We went to a couple women only tournaments last year.
1st is the chick flick in Oregon always held around the first weekend in Aug at Hornings Hideout.
This tournament always sells out 2 courses, and holds the record for largest women only tournament.

The 2nd one was a new one called the La Nina in eastern wa near Yakima.
It also was a good one set up on a ball golf course.
It sold out also.
Good times being around that many women that all throw ;)

I think you could do something big, it just might be a little slow getting started the first couple years.
 
It's great to learn that there are more successful events out there than I was aware of.
 
I think it would be a great idea. There are 15-20 women in my hometown that love to play, but don't love the standard tournament atmosphere. They are always looking to group travel to women's only tournaments.
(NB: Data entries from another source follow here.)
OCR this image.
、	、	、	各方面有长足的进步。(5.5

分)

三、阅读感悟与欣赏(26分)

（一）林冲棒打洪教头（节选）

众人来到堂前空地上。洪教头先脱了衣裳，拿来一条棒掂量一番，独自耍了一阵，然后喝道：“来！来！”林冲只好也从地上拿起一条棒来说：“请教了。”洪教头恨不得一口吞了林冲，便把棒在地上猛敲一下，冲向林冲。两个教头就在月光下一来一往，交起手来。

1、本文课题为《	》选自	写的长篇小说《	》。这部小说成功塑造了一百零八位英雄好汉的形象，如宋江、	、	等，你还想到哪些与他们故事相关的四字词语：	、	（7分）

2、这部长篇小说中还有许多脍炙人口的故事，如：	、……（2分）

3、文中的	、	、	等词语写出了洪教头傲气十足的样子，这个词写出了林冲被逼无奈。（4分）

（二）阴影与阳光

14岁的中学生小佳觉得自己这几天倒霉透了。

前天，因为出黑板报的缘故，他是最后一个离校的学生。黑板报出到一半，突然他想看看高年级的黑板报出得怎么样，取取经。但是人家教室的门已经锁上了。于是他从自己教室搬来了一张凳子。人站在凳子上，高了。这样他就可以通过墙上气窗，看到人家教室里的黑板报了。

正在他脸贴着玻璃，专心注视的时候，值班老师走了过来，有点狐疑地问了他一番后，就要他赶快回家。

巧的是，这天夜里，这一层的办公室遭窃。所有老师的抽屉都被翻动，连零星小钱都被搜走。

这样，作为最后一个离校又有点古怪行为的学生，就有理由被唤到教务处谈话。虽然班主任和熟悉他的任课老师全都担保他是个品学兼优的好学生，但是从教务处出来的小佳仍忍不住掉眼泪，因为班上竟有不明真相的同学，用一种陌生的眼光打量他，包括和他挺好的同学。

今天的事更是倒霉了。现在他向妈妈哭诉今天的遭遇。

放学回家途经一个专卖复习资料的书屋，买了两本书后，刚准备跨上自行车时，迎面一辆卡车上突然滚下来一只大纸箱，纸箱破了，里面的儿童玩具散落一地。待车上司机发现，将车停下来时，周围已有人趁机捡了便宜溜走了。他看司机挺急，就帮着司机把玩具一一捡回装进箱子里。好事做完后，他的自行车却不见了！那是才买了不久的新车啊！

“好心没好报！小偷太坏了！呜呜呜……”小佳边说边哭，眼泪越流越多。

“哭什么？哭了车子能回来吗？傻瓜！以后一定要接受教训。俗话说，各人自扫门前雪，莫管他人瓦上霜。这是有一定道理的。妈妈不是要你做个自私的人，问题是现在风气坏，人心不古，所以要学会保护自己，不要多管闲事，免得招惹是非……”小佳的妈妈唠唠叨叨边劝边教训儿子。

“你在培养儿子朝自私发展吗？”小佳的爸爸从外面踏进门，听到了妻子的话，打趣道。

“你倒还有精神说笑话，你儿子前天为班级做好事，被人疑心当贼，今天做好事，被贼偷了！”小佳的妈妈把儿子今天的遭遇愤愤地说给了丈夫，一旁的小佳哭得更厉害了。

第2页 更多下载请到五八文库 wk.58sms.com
I'm all for promoting the normal tournament scene, but there's just something there that isn't working for them, so we need to change up how we think about tournaments. If you think about how the sports went that women players most likely played, it was an environment with very few men to interact with, and no men there competing. Maybe that's part of it.

They already do a couple of women's only events - and even a masters only event - and they are pretty popular, so I could see this working out in the future.

Being selfish, it would make logistics a bit more difficult for husband/wife teams that want to play in tournaments. More planning and possibly separate travel more often. That being said, my wife hasn't played in a pdga event since our son was born over 5 years ago, but I'd like to see that change.

The couple or husband wife thing got adressed by jussi on facebook and he had a good answer. I think a good answer is should we as a entire community submit to not doing anything so the 10 couples that go on tour can still tour together? The definition of insanity comes to mind!